Prep 15 min, Cook 55 min, Cool 2½ hr, Serves 4-6

220g cherry tomatoes
½ onion, peeled and roughly chopped (40g net weight)
3 garlic cloves, peeled and crushed
80g parmesan, cut into roughly 2cm chunks
40g tomato paste
30g mayonnaise
1 tbsp dijon mustard
1½ tsp ground cumin
1 tsp sweet mild paprika
¾ tsp chilli flakes
2 eggs
150g pita, torn into roughly 2cm chunks
Salt and black pepper
3 x 160g tins tuna in olive oil, drained and the oil reserved
60g baby capers, drained
25g basil leaves, finely chopped

  • Heat the oven to 200°C and grease and line a standard 9cm x 24cm loaf tin 
  • Put the tomatoes, onion, garlic, parmesan, tomato paste, mayonnaise, mustard, cumin, paprika, chilli flakes, eggs, bread, half a teaspoon of salt and plenty of pepper in a food processor, then pulse to a rough, wet paste.
  •  Scrape the mixture into a large bowl, add the tuna, capers, basil and two tablespoons of the reserved tuna oil, then fold to combine. Spoon this into the lined tin, and mould the top into a loaf shape. Brush the top of the loaf with a tablespoon of the reserved tuna oil.
  • Bake for 45 minutes, basting the loaf with a bit more tuna oil after 15 and 30 minutes,then remove and leave to cool for 15 minutes. Unmould the loaf, transfer it to a rack and leave to cool completely for about two and a half hours. Once cooled, carefully cut the loaf into 2½cm-thick slices and brush both sides of each slice with some of the remaining tuna oil.
  • Heat a large, non-stick frying pan on a medium-high heat. Once hot, fry the slices, in batches if need be, for two minutes on each side, or until they have a nice golden crust. Serve with salad or in a sandwich.

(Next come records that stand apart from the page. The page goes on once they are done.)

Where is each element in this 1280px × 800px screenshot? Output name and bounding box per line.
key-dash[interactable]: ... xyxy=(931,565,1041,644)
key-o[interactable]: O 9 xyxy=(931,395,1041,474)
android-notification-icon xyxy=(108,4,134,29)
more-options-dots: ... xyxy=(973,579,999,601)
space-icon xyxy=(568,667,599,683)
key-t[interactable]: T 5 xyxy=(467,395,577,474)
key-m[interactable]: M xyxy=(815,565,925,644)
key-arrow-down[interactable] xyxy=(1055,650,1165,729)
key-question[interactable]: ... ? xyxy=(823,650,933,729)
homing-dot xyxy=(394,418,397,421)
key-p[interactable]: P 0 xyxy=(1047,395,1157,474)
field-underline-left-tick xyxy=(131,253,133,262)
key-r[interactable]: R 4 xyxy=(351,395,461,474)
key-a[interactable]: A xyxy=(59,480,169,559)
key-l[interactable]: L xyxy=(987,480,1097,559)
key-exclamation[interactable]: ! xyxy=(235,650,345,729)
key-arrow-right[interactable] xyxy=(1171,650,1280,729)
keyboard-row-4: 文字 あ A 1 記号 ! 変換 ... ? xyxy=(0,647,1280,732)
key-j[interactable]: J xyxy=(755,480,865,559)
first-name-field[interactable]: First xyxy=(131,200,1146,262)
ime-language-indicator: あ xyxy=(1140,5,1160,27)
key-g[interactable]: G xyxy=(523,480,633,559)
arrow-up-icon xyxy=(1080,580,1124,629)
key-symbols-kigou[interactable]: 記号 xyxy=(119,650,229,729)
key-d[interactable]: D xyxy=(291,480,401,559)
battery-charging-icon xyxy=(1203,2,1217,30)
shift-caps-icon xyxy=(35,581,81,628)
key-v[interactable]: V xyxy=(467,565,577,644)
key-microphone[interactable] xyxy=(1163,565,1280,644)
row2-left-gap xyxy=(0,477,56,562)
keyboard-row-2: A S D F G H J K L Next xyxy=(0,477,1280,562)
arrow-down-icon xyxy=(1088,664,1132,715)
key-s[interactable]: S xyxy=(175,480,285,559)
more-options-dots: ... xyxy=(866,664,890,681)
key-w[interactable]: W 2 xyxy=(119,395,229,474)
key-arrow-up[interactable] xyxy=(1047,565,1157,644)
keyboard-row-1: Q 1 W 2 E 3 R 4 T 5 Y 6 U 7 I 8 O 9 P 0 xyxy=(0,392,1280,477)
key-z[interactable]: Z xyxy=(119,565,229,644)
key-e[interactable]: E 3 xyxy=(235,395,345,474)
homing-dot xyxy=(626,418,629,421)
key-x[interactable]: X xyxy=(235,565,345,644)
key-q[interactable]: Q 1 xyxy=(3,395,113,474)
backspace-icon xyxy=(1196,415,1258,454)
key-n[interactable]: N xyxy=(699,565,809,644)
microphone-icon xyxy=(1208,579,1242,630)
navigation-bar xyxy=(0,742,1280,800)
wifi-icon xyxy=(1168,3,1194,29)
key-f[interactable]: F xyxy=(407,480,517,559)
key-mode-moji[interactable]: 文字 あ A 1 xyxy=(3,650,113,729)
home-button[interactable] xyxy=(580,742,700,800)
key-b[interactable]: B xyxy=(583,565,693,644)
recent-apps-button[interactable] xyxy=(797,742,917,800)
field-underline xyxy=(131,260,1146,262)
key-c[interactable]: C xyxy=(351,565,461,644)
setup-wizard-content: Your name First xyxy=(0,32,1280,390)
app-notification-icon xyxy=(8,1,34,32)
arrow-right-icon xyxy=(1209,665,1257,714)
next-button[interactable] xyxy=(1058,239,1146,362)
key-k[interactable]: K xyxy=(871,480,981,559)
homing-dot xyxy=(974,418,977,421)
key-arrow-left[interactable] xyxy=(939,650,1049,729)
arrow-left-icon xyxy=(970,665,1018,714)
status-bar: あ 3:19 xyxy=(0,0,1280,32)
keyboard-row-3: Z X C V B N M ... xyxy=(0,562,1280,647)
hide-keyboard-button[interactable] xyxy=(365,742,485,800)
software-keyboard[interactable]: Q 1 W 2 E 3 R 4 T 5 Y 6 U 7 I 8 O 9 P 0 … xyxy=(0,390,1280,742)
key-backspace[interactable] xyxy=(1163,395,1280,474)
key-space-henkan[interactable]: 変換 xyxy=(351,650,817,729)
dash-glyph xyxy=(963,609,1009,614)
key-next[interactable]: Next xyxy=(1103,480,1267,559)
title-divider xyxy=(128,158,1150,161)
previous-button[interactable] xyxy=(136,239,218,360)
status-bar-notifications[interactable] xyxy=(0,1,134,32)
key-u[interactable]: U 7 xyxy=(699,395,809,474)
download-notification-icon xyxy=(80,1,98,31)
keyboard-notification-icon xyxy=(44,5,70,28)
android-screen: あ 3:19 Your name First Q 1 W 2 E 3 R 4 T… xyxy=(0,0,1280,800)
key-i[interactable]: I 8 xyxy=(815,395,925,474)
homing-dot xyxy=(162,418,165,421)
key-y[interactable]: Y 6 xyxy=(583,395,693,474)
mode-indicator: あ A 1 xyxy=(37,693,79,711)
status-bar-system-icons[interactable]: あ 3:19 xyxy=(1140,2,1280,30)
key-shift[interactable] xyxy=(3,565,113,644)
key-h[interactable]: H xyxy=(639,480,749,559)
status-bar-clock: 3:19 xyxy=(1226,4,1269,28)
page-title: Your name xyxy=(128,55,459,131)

Made it on a Saturday afternoon - and it fed us well for three days. Bob was very positive about it. More fish, more salads...our diet is improving.


  1. Thanks, this sounds right up my street.

  2. My mum used to make a tuna and grapefruit terrine during the warmer months of the year. It was one of our favourite things to eat in summer, and it was lovely with salad, or sliced and put in a bread roll.
    I know she wrote the recipe down somewhere but I've never been able to find it, more's the pity!
    I may try 'your' recipe, but I loathe Olive Oil, so maybe not. Strangely enough I can eat Olives until they're coming out of my ears!

    1. Actually, I realise now that my tuna was packed in sunflower oil.

  3. Looks and sounds delicious!

  4. I would normally be put off by such a long list of ingredients.....but it actually sounds quite easy!

    1. Really easy - the processor does all the work!

  5. Sounds pretty good - I like things that can be made once and provide several meals! :)

  6. I will have to try this! Cheers

  7. Do you think it would be ok to skip the last bit of frying the individual slices? It sounds so easy otherwise.

    1. Looking at YOs picture above, the 2 slices in the pan are obviously fried - but the main loaf is just sliced. It IS cooked- and would be perfectly acceptable as is. I think the extra frying just holds the slices together better. Useful if transporting for a picnic - but not strictly necessary if serving straight from loaf tin to plate or into sandwich. Brushing slices with oil and then frying does give an added fishy flavour to the crust - but adds calories too! You MUST refridgerate for 2 hrs so it firms up - but if you wanted to serve warm, I think a minute in the microwave, or a blast in a hot oven would work.

  8. Thanks so much. I will try this at the weekend.